Thursday, 10 January 2019

Protected Chilean sea lions are the 'enemy' of fishermen

December 22, 2018 by Miguel Sanchez
Chilean fishermen have branded sea lions "a plague" because of the competition they provide in catching fish
Off the coast of Chile, fisherman face competition from a cunning carnivorous hunter that has decimated their industry due to its voracious appetite.
For Chile's fishermen, sea lions are a "plague."
"They're an enemy!" complained Mario Rojas to AFP. "We try to make them go away but it's impossible!"
Part of the wider seal family that was once hunted mercilessly all over the world, leaving some populations close to extinction, the South American sea lion in Chile has been protected for the last 28 years.

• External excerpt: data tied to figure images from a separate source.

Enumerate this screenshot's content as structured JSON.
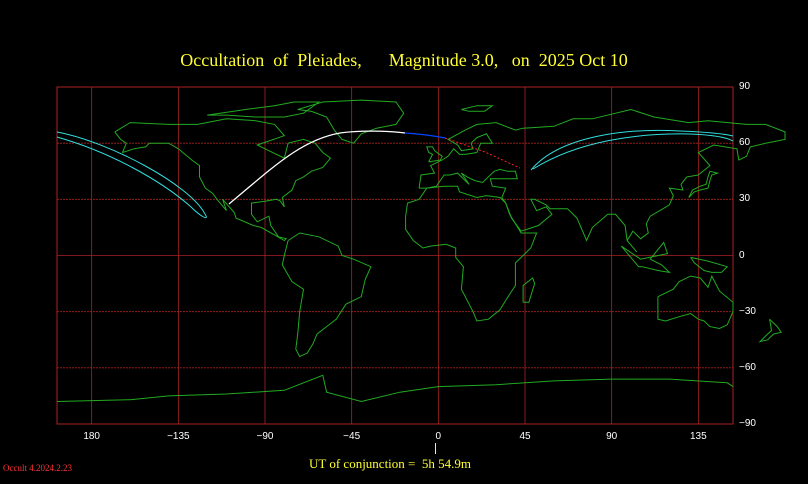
{
  "title": "Occultation  of  Pleiades,      Magnitude 3.0,   on  2025 Oct 10",
  "footer": {
    "ut_label": "UT of conjunction =  5h 54.9m",
    "version": "Occult 4.2024.2.23"
  },
  "map": {
    "x_ticks": [
      {
        "lon": -180,
        "label": "180"
      },
      {
        "lon": -135,
        "label": "−135"
      },
      {
        "lon": -90,
        "label": "−90"
      },
      {
        "lon": -45,
        "label": "−45"
      },
      {
        "lon": 0,
        "label": "0"
      },
      {
        "lon": 45,
        "label": "45"
      },
      {
        "lon": 90,
        "label": "90"
      },
      {
        "lon": 135,
        "label": "135"
      }
    ],
    "y_ticks": [
      {
        "lat": 90,
        "label": "90"
      },
      {
        "lat": 60,
        "label": "60"
      },
      {
        "lat": 30,
        "label": "30"
      },
      {
        "lat": 0,
        "label": "0"
      },
      {
        "lat": -30,
        "label": "−30"
      },
      {
        "lat": -60,
        "label": "−60"
      },
      {
        "lat": -90,
        "label": "−90"
      }
    ],
    "colors": {
      "grid": "#aa2222",
      "coast": "#22aa22",
      "path_day": "#ffffff",
      "path_twilight": "#0044ff",
      "path_predicted": "#ff2222",
      "limit": "#33dddd",
      "text": "#ffff33"
    }
  }
}
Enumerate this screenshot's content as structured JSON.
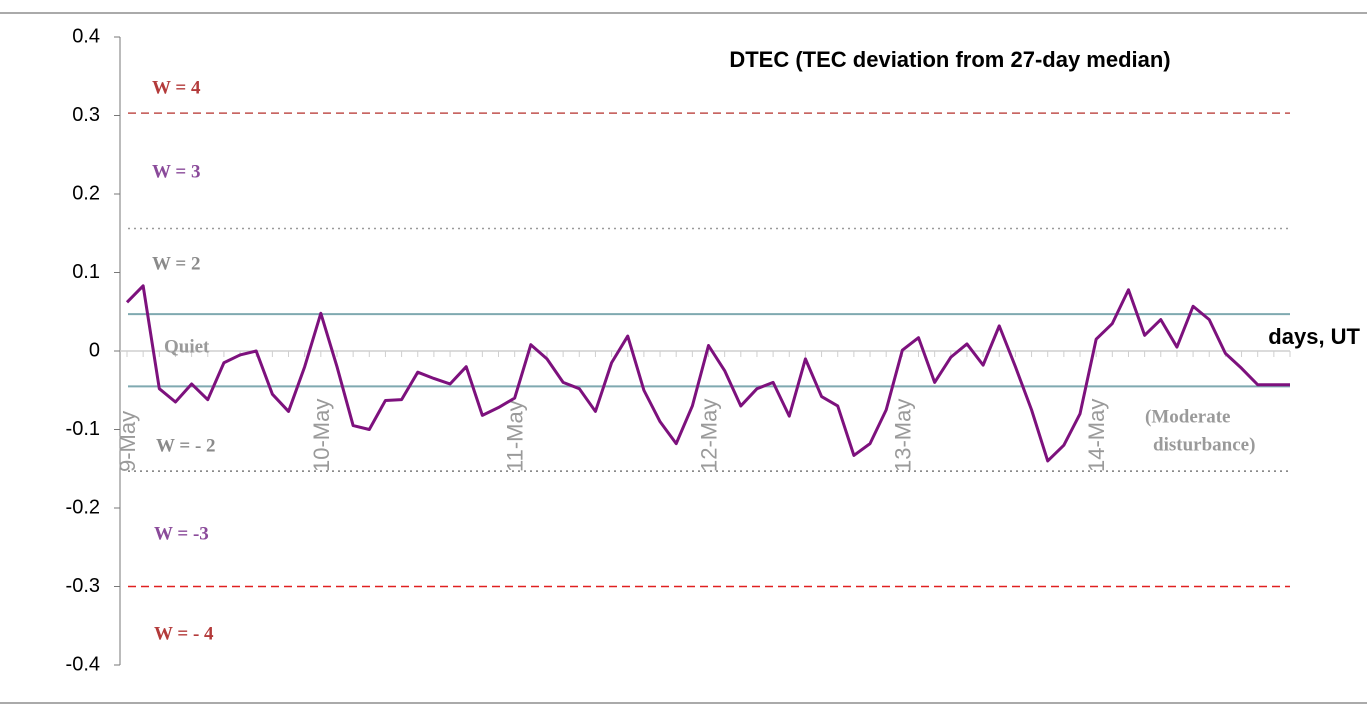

Hunting them for their richly prized fur is illegal.
Liberated from their most dangerous predator—they are still prey for sharks and orcas—the sea mammal's population has been on the rise, helped in no small part by the abundant fodder they manage to steal from fisherman.
They have learnt to distinguish the sound of the fishing boats' motors, allowing them to follow the vessels as they head out to sea.
"The sea lions don't hunt anymore. They hear the noise of a boat and they know that the food is there," said Rojas.
With their sharp teeth and the enormous power in bodies that can weigh around 650 pounds (300 kilograms), they manage to destroy the fishing nets and gobble up the treats inside.